FIG. 4.

Sample Northern blot analyses of URA3-expressing BMV RNA replicons in cells that acquired a Ura⁺ phenotype. Positive- and negative-strand RNAs were detected with ³²P-labeled probes as indicated in Fig. 2. wt B3URA3 was included as a size marker. (A) Examples of the two classes of RNA progeny detected in Ura⁺ cells obtained after transcription of both B3Δ3′ and B3Δ5′. Homologous intermolecular recombination products (lanes 1 and 3) matched the size of B3URA3 and were detected with both parental RNA-specific probes. sURA3 RNAs (lane 2) were only slightly longer than RNA4 and failed to hybridize to probes targeting 3a sequences. Open arrowheads point to sURA3 of both positive and negative polarity detected with URA3 probes. (B) sURA3 RNAs obtained after transcription of B3Δ5′ alone in the absence of pB3Δ3′. (C) Nucleotide sequences at the 5′ end of sURA3 RNAs aligned with the 3′ end of the 3a ORF in B3URA3 and B3Δ5′. The 3a stop codon is underlined.

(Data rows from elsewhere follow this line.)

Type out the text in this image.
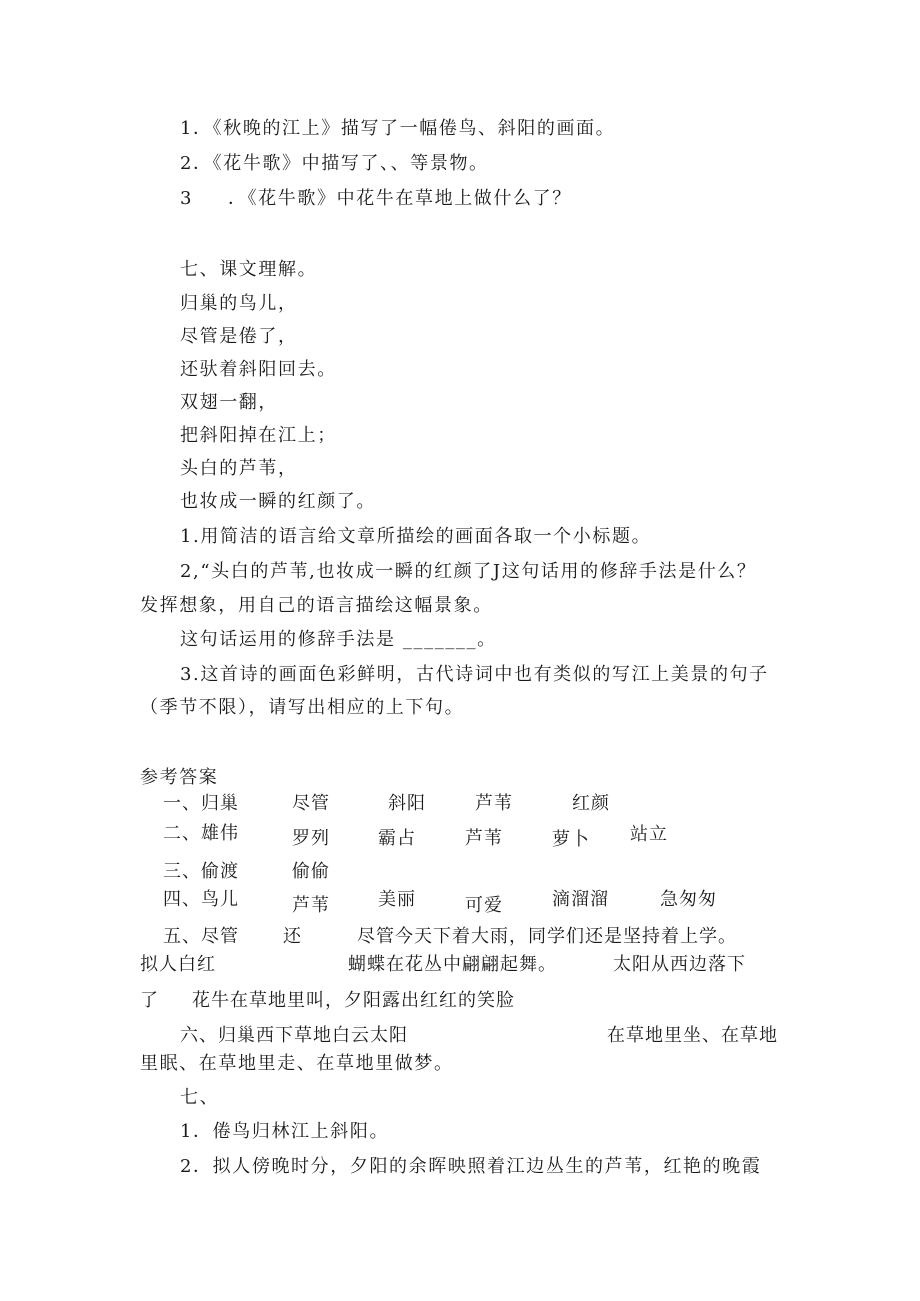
1．《秋晚的江上》描写了一幅倦鸟、斜阳的画面。
2．《花牛歌》中描写了、、等景物。
3 ．《花牛歌》中花牛在草地上做什么了？
七、课文理解。
归巢的鸟儿，
尽管是倦了，
还驮着斜阳回去。
双翅一翻，
把斜阳掉在江上；
头白的芦苇，
也妆成一瞬的红颜了。
1.用简洁的语言给文章所描绘的画面各取一个小标题。
2,“头白的芦苇,也妆成一瞬的红颜了J这句话用的修辞手法是什么？
发挥想象，用自己的语言描绘这幅景象。
这句话运用的修辞手法是 _______。
3.这首诗的画面色彩鲜明，古代诗词中也有类似的写江上美景的句子
（季节不限），请写出相应的上下句。
参考答案
一、归巢	尽管	斜阳	芦苇	红颜
二、雄伟	罗列	霸占	芦苇	萝卜 站立
三、偷渡	偷偷
四、鸟儿	芦苇	美丽	可爱	滴溜溜	急匆匆
五、尽管 还	尽管今天下着大雨，同学们还是坚持着上学。
拟人白红	蝴蝶在花丛中翩翩起舞。	太阳从西边落下
了 花牛在草地里叫，夕阳露出红红的笑脸
六、归巢西下草地白云太阳	在草地里坐、在草地
里眠、在草地里走、在草地里做梦。
七、
1．倦鸟归林江上斜阳。
2．拟人傍晚时分，夕阳的余晖映照着江边丛生的芦苇，红艳的晚霞
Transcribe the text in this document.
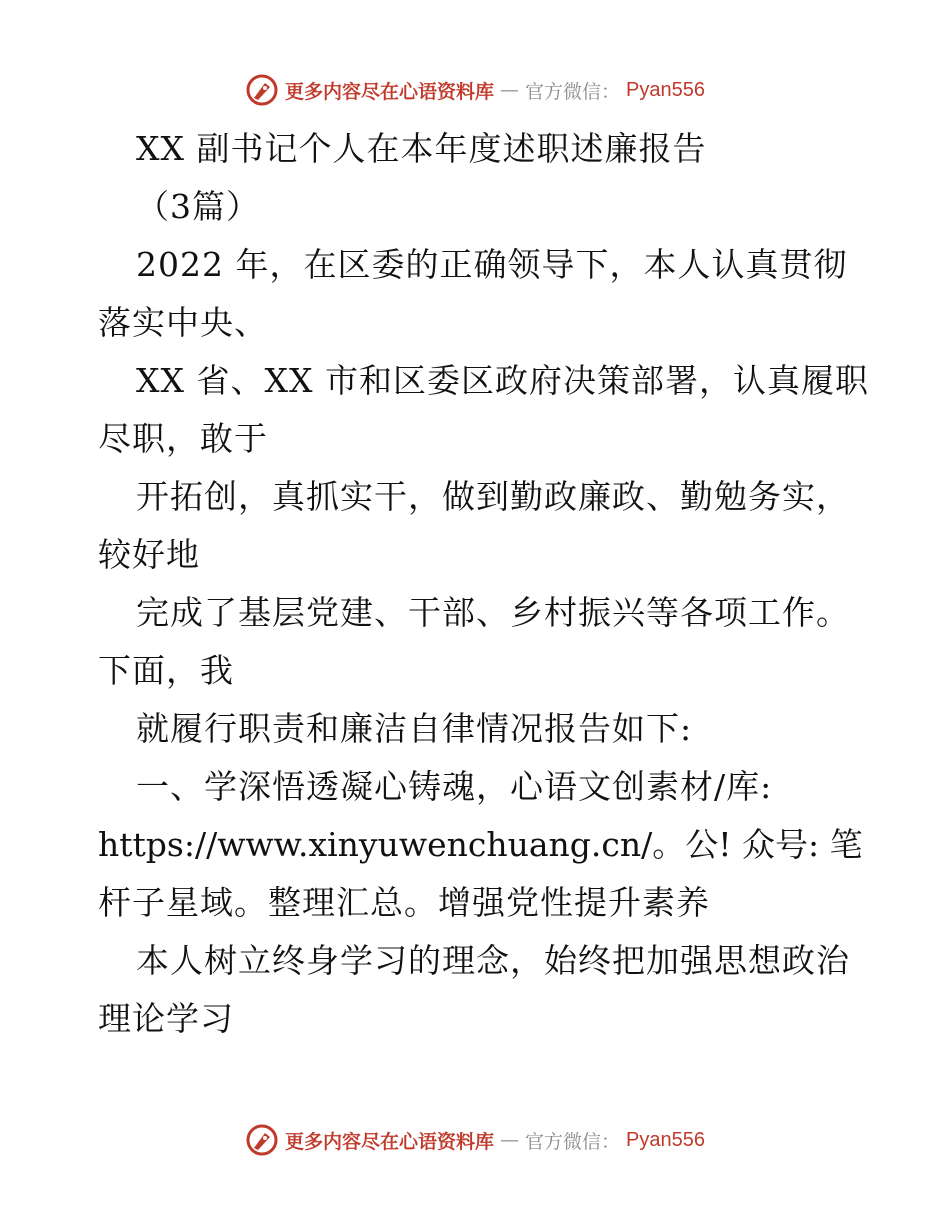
更多内容尽在心语资料库 — 官方微信： Pyan556
XX 副书记个人在本年度述职述廉报告
（3篇）
2022 年，在区委的正确领导下，本人认真贯彻
落实中央、
XX 省、XX 市和区委区政府决策部署，认真履职
尽职，敢于
开拓创，真抓实干，做到勤政廉政、勤勉务实，
较好地
完成了基层党建、干部、乡村振兴等各项工作。
下面，我
就履行职责和廉洁自律情况报告如下:
一、学深悟透凝心铸魂，心语文创素材/库:
https://www.xinyuwenchuang.cn/。公! 众号: 笔
杆子星域。整理汇总。增强党性提升素养
本人树立终身学习的理念，始终把加强思想政治
理论学习
更多内容尽在心语资料库 — 官方微信： Pyan556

The in vivo-generated 5′ ends consisted of the last 7 to 11 nucleotides from the 3a ORF and all downstream sequences of B3Δ5′. An additional G, GU, or AU was present at the extreme 5′ end (indicated by a box). For clone number 4, nucleotide 5 (bracketed) was a U-to-A substitution. Sequences derived from the 3a ORF are shown in boldface type. (D) 5′ ends of sURA3 RNAs aligned with the 5′ end of wt RNA3.